Company and union officials continued meeting this afternoon in efforts to end their stalemate over a three-year contract for the Communications Workers of America, whose old contract for 73,000 workers expired Sunday.
Company officials were hopeful a deal could be worked out soon, said company spokesman Eric Rabe.
``We don't think that there's much more to do,'' Rabe said.
Earlier, company spokesman Steve Marcus said the company included a significant boost in benefits and wages, ``and it continues the best job security provisions in the country.''
Passing motorists honked and waved as several hundred CWA members rallied outside two Bell Atlantic offices in Charleston, W.Va.
``We have a lot of friends,'' said Jeanette Bowen, a 28-year Bell Atlantic employee in Charleston.
Eight pickets were detained by police this morning outside a Bell Atlantic facility in Poughkeepsie, N.Y. The striking workers were accused of blocking trucks leaving the building.
Bell Atlantic serves 27 million customers in 13 Eastern states and Washington, D.C., with telecommunications, wireless communications, cable and digital TV and Internet and data services. The company, which recently announced plans to merge with GTE Corp., is a combination of the original Bell Atlantic and Nynex, two of the regional phone companies, or Baby Bells, spun off from AT&T in 1984.
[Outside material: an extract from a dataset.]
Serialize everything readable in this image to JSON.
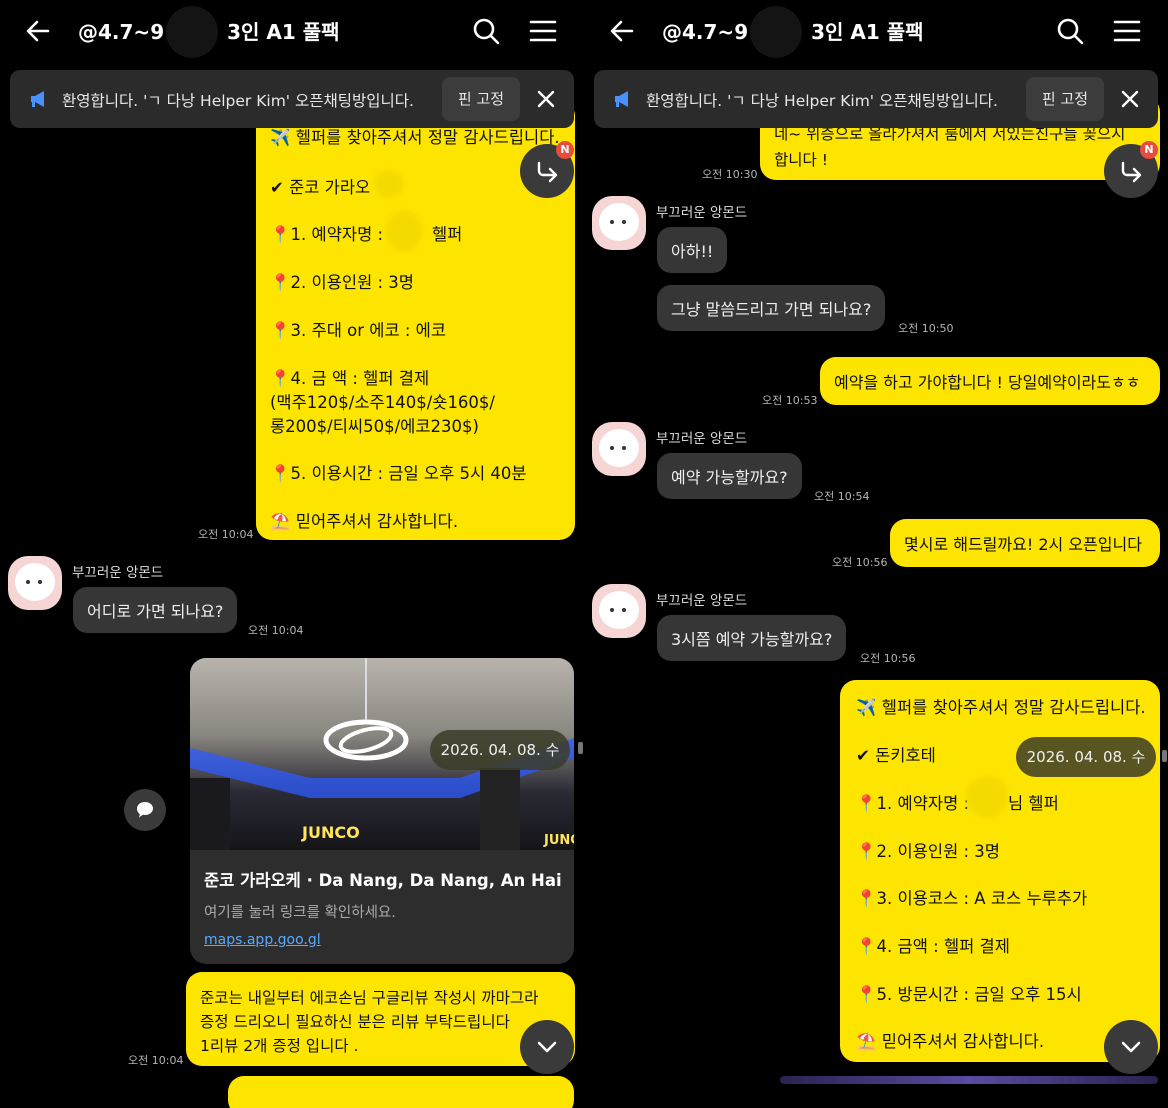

The strike did not dramatically affect telephone service because of automation. But a call to New York directory assistance was answered by the recorded message: ``Due to a work stoppage, we are unable to provide an operator at this time.'' A call to a New Jersey operator, however, was answered almost instantly.
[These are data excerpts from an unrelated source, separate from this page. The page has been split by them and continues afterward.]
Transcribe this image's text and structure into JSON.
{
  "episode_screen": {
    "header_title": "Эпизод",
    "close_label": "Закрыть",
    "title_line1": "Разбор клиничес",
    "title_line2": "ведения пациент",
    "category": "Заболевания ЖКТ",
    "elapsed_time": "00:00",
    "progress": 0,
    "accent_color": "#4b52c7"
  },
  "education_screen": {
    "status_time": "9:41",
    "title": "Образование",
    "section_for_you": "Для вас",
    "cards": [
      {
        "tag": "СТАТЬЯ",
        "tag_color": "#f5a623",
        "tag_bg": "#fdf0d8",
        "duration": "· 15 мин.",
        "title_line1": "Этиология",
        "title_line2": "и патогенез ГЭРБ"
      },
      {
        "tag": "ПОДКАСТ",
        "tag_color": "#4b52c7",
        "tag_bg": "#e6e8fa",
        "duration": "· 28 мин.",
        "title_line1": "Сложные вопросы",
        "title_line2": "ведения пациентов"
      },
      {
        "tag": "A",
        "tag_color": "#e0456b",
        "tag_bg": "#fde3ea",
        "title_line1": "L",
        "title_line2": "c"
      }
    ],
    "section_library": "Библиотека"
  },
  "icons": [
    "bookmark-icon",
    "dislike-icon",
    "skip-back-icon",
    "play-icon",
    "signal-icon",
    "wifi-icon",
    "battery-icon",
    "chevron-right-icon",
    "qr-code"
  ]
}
The company's 23,000 managers are working 12-hour shifts to fill in for the striking workers, Bell Atlantic spokesman David Frail said.
About 200 boisterous striking workers marched this morning outside a Bell Atlantic garage in lower Manhattan, carrying signs that read ``CWA fighting to keep jobs in New York.'' Bottles were thrown and at least one egg was thrown at a Bell Atlantic truck. Police reported no arrests.
Workers also picketed a Bell Atlantic building in Boston. ``I don't anticipate a long strike. They were so close Saturday,'' said Julie Comperchio, president of CWA Local 1302. ``I'm pretty optimistic.''
The strike also involved workers in Connecticut, Delaware, Maine, Maryland, New Hampshire, New Jersey, Pennsylvania, Rhode Island, Vermont, Virginia, and Washington, D.C.
The company also was negotiating with the International Brotherhood of Electrical Workers union. Most IBEW members agreed to continue working under their current contract, but said they wouldn't cross CWA picket lines.
The two unions say they are protesting forced overtime and shifting work to nonunion employees.
``I think I'm making a sacrifice now ... but I would like some security with my job,'' said Marlene Goodwin, a phone company employee in Philadelphia for 30 years who walked a picked line on Sunday.
The CWA also is concerned about making sure union workers are represented in new growth areas, such as Internet services, multimedia communications, data networking and long distance, said union president Morton Bahr.
Another Baby Bell, BellSouth Corp., averted a strike by CWA workers with a tentative agreement on a deal just before Sunday's strike deadline. The contract includes increased wages and pensions, creation of a board to examine bonuses for employees, rules for union jobs and training that would let workers shift to better positions.